In generale, un riformismo popolare deve innalzare oggi due grandi bandiere, quella dei diritti, dei nuovi diritti personali e dei diritti di cittadinanza, e ancora più irrinunciabile quella dell’ambiente, questione sempre più popolare come testimoniano anche i risultati delle recenti elezioni europee. L’ambiente come benessere, l’ambiente come risorsa per il lavoro e lo sviluppo, l’ambiente come interesse locale. La destra italiana è la più anti-ambientale d’occidente, considera la lotta ai mutamenti climatici e la green economy poco più che stranezze mentre tutti nel mondo ci vedono un efficace antidoto alla crisi e la base principale dell’economia del futuro. Ma il Pd fino ad oggi ha esitato a brandire questa evidente arretratezza del nostro centrodestra come un’arma politica e polemica. Noi siamo timidi sull’ambiente, davvero troppo timidi, e rischiamo – per ulteriore paradosso – di dare il tempo ai nostri competitori di appropriarsi anche di questo tema come già stanno facendo le destre in Europa da Merkel, a Sarkozy, a Cameron.

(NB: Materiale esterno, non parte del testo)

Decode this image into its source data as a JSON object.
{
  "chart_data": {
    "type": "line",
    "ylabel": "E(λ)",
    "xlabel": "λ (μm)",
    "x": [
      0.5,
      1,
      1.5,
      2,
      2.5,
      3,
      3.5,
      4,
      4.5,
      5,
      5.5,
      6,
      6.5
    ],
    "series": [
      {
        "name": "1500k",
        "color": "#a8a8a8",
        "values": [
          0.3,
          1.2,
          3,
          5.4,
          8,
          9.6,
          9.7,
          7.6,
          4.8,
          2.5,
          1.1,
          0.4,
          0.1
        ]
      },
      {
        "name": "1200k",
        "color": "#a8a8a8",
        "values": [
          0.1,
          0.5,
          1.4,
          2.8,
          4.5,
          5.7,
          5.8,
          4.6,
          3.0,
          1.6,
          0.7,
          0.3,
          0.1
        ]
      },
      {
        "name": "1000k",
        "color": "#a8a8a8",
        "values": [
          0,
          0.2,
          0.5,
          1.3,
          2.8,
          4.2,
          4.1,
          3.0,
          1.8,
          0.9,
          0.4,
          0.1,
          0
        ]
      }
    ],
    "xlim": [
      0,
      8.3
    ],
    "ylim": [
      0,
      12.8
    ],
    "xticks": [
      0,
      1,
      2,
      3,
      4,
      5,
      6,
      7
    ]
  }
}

Sarà bene che anziché parlarci addosso, anziché dividerci in vista del congresso tra alleanze e tra  candidature che si basano prevalentemente su logiche e dinamiche antiche e  autoreferenziali, c’impegniamo d’ora in avanti per definirla una buona volta, questa nostra identità positiva. Così magari potremo contendere il consenso alla destra senza dover contare soltanto sulle miserie morali del nostro premier.